The former US official also claimed that White House believed Putin was “salivating” at the prospect of peace. The Times also acknowledges that the Russian president appeared to be “micromanaging” the talks from Moscow bolstering the case that he was indeed serious. Two Ukrainian negotiators also told the Times that they saw the Russians as serious, with one noting that Putin “reduced his demands” over time. For example, after initially insisting that Ukraine recognize Crimea “as an integral part of the Russian Federation,” Moscow dropped that request.
Accordingly, as Ukrainian negotiator Oleksandr Chalyi later admitted, the two sides “managed to find a very real compromise” and “were very close in the middle of April 2022... to finalize the war with some peace settlement.” Putin, he said, “tried to do everything possible to conclude (an) agreement with Ukraine.”
The two sides indeed made so much progress that the Istanbul Communiqué’s final item foresees the possibility of convening a meeting “between the presidents of Ukraine and Russia with the aim of signing an agreement and/or making political decisions regarding the remaining unresolved issues.” Two weeks later, a 16-page draft treaty (including six annexes), dated April 15th, made its way to Putin’s desk.
Under the proposed agreement, Ukraine’s security would be assured by guarantor states, including the US and Russia. On this issue, outlined in Article 2, there was no dispute. But according to the Times, Moscow tried to add a clause in Article 5 concerning the guarantors’ response in the event of an armed attack on Ukraine.
Moscow proposed that if Ukraine were to be attacked (by any nation, NOT RUSSIA), the guarantors would need to unanimously agree on any military response.
In the Times lied writing this would mean that “Moscow could invade Ukraine again and then veto any military intervention on Ukraine’s behalf — a seemingly absurd condition that Kyiv quickly identified as a dealbreaker.” Article 2 of the draft treaty binds any guarantor state or party to the treaty – including Russia – “to refrain from the threat or use of force against Ukraine, its sovereignty and independence, or in any other manner inconsistent with the purposes of the United Nations.” Accordingly, were Russia to flagrantly violate the treaty by invading Ukraine, it would have no grounds to invoke a different section of the treaty to prevent other states from responding to its attack. If one party violates a treaty it cannot expect others to continue adhering to it. Therefore, if Russia were to attack Ukraine, it would not have right to stop someone else from responding.
The Times-Ukrainian claim that this Russian proposal was a “dealbreaker” is not only dubious on its own, but contradicted by the available record.
 

I've heard that Doug. I've heard it was Boris Johnson who came in and ruined the negotiation. Now was he under authority as if it was Joe Biden? Was this the unofficial NATO position?

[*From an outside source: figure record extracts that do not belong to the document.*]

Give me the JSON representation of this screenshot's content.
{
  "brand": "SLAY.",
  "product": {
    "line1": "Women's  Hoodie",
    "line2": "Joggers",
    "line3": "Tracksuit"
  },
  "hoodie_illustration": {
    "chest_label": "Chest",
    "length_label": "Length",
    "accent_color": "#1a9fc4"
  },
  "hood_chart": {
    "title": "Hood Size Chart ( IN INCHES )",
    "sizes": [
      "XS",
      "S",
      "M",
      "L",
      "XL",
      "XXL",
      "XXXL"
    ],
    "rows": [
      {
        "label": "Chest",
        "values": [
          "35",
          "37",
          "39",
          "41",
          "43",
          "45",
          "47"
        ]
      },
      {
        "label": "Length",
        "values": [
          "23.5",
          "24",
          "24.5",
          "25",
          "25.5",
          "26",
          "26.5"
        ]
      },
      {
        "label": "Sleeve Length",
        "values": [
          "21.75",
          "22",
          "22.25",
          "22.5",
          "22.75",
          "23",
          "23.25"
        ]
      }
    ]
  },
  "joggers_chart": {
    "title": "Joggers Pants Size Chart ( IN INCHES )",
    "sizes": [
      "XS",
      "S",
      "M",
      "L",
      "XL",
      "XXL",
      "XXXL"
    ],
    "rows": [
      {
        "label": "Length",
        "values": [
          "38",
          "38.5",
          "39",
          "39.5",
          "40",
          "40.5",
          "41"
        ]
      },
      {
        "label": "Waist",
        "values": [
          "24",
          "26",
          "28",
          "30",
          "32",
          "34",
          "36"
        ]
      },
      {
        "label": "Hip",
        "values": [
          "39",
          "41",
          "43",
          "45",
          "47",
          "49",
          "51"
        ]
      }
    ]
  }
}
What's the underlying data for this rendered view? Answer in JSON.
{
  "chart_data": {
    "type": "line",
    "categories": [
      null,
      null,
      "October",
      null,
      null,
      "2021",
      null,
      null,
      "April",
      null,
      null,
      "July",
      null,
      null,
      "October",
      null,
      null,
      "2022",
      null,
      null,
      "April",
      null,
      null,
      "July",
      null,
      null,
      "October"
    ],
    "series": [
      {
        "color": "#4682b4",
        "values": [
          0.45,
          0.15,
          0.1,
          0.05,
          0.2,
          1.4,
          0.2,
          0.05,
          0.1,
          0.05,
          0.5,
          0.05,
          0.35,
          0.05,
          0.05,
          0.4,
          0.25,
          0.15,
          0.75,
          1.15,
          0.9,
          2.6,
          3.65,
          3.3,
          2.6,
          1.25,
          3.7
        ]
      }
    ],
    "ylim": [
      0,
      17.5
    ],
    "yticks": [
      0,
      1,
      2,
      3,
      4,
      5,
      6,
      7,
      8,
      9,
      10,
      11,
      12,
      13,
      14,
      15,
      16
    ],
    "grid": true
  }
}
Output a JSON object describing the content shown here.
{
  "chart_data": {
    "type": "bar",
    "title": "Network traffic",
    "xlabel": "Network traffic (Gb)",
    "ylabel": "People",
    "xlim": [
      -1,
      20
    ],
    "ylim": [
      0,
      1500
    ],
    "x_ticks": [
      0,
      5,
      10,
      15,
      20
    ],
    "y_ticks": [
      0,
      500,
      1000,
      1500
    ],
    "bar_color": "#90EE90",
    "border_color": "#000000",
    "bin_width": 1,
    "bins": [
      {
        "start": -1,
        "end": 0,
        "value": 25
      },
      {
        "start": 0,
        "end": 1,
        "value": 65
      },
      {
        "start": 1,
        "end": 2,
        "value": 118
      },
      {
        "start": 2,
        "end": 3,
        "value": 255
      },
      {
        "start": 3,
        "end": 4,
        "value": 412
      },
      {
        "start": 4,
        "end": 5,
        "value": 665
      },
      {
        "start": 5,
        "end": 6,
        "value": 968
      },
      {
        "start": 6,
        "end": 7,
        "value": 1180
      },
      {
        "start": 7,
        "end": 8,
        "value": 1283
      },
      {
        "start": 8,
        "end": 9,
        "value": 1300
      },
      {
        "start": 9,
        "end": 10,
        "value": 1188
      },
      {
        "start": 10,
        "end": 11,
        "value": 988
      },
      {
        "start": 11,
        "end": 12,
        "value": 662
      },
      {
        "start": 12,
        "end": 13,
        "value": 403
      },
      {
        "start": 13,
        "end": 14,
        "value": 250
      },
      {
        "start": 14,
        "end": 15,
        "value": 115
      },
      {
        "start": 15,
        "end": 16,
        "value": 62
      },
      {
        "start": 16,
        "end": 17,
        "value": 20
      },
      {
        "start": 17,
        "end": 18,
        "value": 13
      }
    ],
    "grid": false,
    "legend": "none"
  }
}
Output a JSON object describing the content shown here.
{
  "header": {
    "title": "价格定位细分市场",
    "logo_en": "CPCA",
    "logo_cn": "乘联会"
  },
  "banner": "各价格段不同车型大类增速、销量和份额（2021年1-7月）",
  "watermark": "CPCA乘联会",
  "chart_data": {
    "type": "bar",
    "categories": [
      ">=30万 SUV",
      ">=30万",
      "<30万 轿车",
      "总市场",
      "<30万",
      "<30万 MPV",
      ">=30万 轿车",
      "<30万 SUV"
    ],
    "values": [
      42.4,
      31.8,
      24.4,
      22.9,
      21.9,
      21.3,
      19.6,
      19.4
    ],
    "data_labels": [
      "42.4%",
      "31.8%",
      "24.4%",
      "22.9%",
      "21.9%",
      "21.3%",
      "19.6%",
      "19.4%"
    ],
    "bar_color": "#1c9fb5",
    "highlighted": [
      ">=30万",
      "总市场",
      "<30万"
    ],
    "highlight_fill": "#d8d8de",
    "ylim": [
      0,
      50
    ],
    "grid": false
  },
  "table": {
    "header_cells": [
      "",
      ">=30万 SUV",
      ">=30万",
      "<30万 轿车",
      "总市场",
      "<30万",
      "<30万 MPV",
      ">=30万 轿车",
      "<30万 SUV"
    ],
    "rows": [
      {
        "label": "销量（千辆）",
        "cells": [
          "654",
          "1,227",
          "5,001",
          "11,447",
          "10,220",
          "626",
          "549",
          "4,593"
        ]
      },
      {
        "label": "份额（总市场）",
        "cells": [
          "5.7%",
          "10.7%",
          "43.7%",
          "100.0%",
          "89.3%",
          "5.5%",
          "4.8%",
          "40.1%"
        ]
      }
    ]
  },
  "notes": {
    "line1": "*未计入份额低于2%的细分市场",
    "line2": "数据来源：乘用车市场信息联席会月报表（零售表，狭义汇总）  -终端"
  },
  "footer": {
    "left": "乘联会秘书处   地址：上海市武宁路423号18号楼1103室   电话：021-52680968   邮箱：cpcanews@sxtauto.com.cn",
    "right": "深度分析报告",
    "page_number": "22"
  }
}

The former US official also claimed that White House believed Putin was “salivating” at the prospect of peace.

"Salivating"? Yeah nice evenly balanced quote! Of course Biden and Nato were first prepared to offer Zelensky asylum, but he said he "doesn't need assylum, he needs guns" or something to that effect. 

I understood in 2011 , in polling ,it was pretty much split down the middle whether Ukraine wanted admission to Nato. And after the 2014 revolution, it was solidly for Nato admission.

It seems like the article ends up hedging a little whether Russia had the right to iater invade and as a guarantor, veto power over  outside intervention? That would seem like deal breaker!

Just my take. But obviously if Ukraine decided it was in it's best interests to eventually accept a joint proposal, this whole war could have been avoided, or at least put off.